Neurologically, the child was active and anterior fontanelle was lax. A chest roentgenogram
([Fig. 2]) and computed tomogram (CT) ([Fig. 3]) of the thorax revealed complete shunt migration into the pleural space with significant
pleural effusion on the right side. The distal shunt system on CT appeared to enter
the pleural space below the 8th rib, probably indicating that there was subcostal
tunneling of the shunt below the 8th rib space during the first surgery which was
inconspicuous and subsequently over a span of 3 months due to sucking effect of negative
intrathoracic pressure the shunt gradually migrated into the pleural cavity which
led to the effusion. An emergency VP shunt revision was performed. The distal end
below the chamber was retunneled subcutaneously into a new incision in the left paraumbilical
region. Postoperative chest and abdomen roentgenograms showed resolving effusion and
accurate shunt placement ([Fig. 4]). The child required elective ventilation to tide over the underlying collapse of
the lung and an intercostal tube drainage for the CSF hydrothorax to aid in weaning.
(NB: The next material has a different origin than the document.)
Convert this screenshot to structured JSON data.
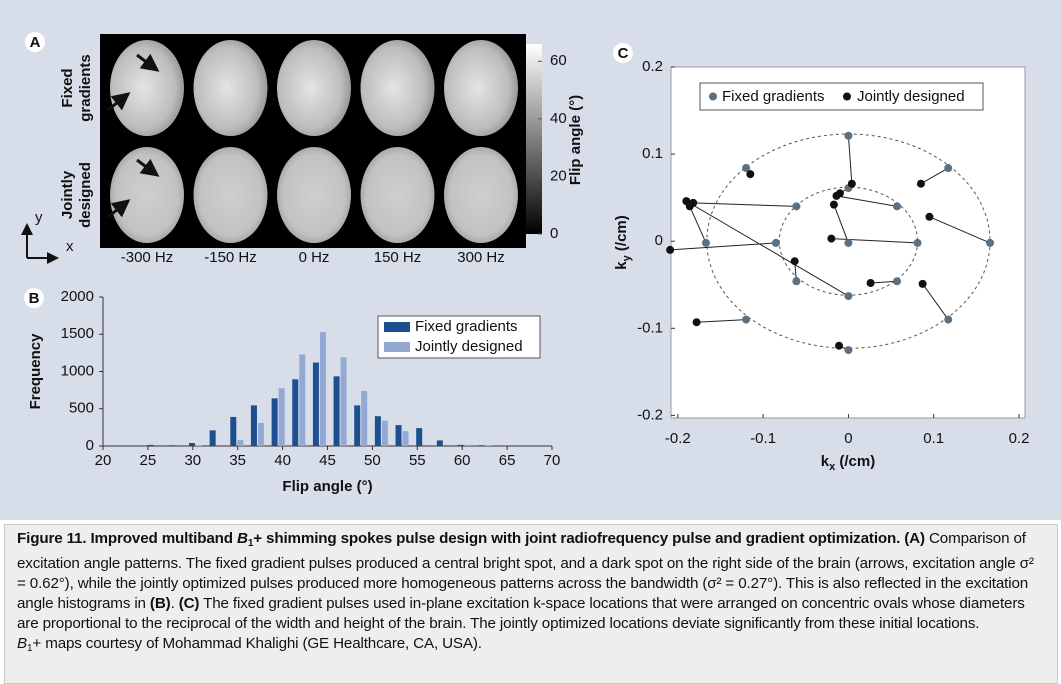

The child was discharged on the 5th postoperative day.
Fig. 1 T2 fluid-attenuated inversion recovery (FLAIR) mid-sagittal section showing significant
hydrocephalus, periventricular seepage, and suprapineal recess diverticular extending
below the tentorium causing significant compression over the cerebellum and brainstem.
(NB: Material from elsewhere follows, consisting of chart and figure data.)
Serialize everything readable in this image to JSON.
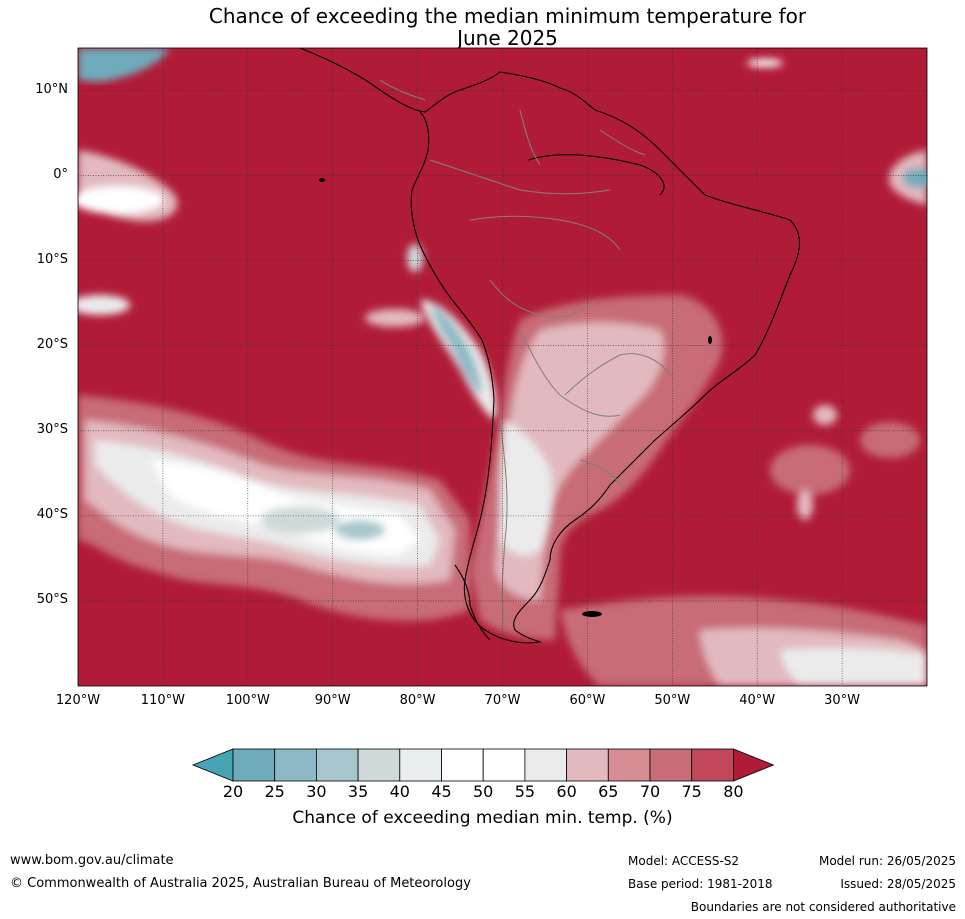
{
  "title_line1": "Chance of exceeding the median minimum temperature for",
  "title_line2": "June 2025",
  "map": {
    "lat_labels": [
      {
        "text": "10°N",
        "lat": 10
      },
      {
        "text": "0°",
        "lat": 0
      },
      {
        "text": "10°S",
        "lat": -10
      },
      {
        "text": "20°S",
        "lat": -20
      },
      {
        "text": "30°S",
        "lat": -30
      },
      {
        "text": "40°S",
        "lat": -40
      },
      {
        "text": "50°S",
        "lat": -50
      }
    ],
    "lon_labels": [
      {
        "text": "120°W",
        "lon": -120
      },
      {
        "text": "110°W",
        "lon": -110
      },
      {
        "text": "100°W",
        "lon": -100
      },
      {
        "text": "90°W",
        "lon": -90
      },
      {
        "text": "80°W",
        "lon": -80
      },
      {
        "text": "70°W",
        "lon": -70
      },
      {
        "text": "60°W",
        "lon": -60
      },
      {
        "text": "50°W",
        "lon": -50
      },
      {
        "text": "40°W",
        "lon": -40
      },
      {
        "text": "30°W",
        "lon": -30
      }
    ],
    "extent": {
      "lon_min": -120,
      "lon_max": -20,
      "lat_min": -60,
      "lat_max": 15
    },
    "background_color": "#b01c38"
  },
  "colorbar": {
    "ticks": [
      "20",
      "25",
      "30",
      "35",
      "40",
      "45",
      "50",
      "55",
      "60",
      "65",
      "70",
      "75",
      "80"
    ],
    "colors": [
      "#48a4b4",
      "#6fabbb",
      "#8db9c6",
      "#a8c7cd",
      "#cfd9da",
      "#e9eff1",
      "#ffffff",
      "#ffffff",
      "#ebebeb",
      "#e2b9bf",
      "#d58c95",
      "#c86c77",
      "#c0485a",
      "#b01c38"
    ],
    "label": "Chance of exceeding median min. temp. (%)"
  },
  "footer": {
    "website": "www.bom.gov.au/climate",
    "copyright": "© Commonwealth of Australia 2025, Australian Bureau of Meteorology",
    "model": "Model: ACCESS-S2",
    "base_period": "Base period: 1981-2018",
    "model_run": "Model run: 26/05/2025",
    "issued": "Issued: 28/05/2025",
    "disclaimer": "Boundaries are not considered authoritative"
  }
}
Anterior diverticulum from the lamina terminalis and infundibular recess extending
to the suprasellar recess. Compressed 4th ventricle (arrow) and aqueductal stenosis.
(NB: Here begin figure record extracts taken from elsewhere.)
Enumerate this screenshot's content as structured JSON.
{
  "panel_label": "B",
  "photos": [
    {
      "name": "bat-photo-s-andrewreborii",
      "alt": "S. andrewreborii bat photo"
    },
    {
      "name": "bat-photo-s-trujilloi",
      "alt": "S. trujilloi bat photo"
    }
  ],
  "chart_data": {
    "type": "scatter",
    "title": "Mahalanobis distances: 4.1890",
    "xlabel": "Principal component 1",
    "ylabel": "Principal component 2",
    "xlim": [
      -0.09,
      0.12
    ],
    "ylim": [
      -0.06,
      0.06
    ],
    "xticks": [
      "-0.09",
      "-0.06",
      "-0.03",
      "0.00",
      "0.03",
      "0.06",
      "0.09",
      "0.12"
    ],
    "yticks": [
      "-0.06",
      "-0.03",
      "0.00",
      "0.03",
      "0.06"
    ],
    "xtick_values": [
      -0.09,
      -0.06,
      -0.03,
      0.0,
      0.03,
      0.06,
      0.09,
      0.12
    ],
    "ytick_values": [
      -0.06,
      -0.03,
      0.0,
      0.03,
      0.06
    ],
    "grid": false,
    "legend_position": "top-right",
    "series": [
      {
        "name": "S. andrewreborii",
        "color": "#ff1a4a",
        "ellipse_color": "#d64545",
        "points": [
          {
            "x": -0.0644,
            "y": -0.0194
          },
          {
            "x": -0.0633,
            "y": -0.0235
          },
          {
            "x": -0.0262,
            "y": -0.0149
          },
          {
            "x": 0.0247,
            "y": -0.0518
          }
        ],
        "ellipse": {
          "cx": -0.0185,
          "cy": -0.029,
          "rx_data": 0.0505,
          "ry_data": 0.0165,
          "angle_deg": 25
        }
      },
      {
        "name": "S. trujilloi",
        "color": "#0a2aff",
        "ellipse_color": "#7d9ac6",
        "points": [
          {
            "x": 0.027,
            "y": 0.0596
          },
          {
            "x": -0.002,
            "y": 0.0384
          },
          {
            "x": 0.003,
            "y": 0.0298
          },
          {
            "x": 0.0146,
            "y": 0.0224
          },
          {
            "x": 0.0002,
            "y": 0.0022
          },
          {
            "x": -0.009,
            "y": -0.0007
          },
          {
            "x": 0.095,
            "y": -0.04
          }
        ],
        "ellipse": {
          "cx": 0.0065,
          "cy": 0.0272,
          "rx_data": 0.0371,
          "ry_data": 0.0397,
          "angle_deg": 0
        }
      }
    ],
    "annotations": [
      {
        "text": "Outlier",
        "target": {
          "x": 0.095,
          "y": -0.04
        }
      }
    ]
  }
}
Fig. 2 Chest roentgenogram showing shunt migration into the pleural space and pleural effusion.
Fig. 3 Computed tomogram (CT) thorax depicting shunt migration and cerebrospinal fluid (CSF)
hydrothorax.
Fig. 4 Postoperative chest and abdomen roentgenogram after revision of the shunt showing
resolving effusion and appropriate shunt repositioning.
Discussion
CSF hydrothorax after VP shunt surgery can be associated, either with shunt system
migration or without shunt system migration.[5]
[6]
[7] Intrapleural migration of VP shunts has been contemplated to be due to trauma during
surgery, migration across foramen of Bochdalek or Morgagni, and negative intrathoracic
pressure.[8] Thoracic migration of VP shunt can lead to effusion, bronchial perforation, pneumothorax,
and pneumonia.[9] Taub and Lavyne have classified thoracic complications of VP shunt as thoracic trauma
during shunt tunneling, supradiaphragmatic migration of shunt or transdiaphragmatic
migration of shunt, and pleural effusion complicated by CSF ascites.[4] Transdiaphragmatic migration is commonly seen in pediatric population and supradiaphragmatic
migration can be seen in any age group.[10] We believe our case to be a type of supradiaphragmatic migration of the shunt, which
has occurred slowly over a span of time due to the sucking effect from negative intrathoracic
pressure. Pleural effusion as a sequela to intrathoracic migration of VP shunt is
due to CSF production-absorption mismatch.[11] What adds to the problem, is the smaller surface area of pleural cavity especially
in pediatric patients. Similar cases of shunt migration with delayed presentation,
even after many years of surgery, have been reported.[7] Before shunt revision it is prudent to rule out meningitis. If infection is present,
a temporary shunt exteriorization may be required until the distal end can be revised.
To prevent inadvertent subcostal tunneling of the shunt, it would be wise to continuously
palpate the tip of the tunneler instrument during the procedure. The overarching aim
of this clinical case illustration is to edify neurosurgeons, pediatricians, and intensivists
to remain wary of such a complication.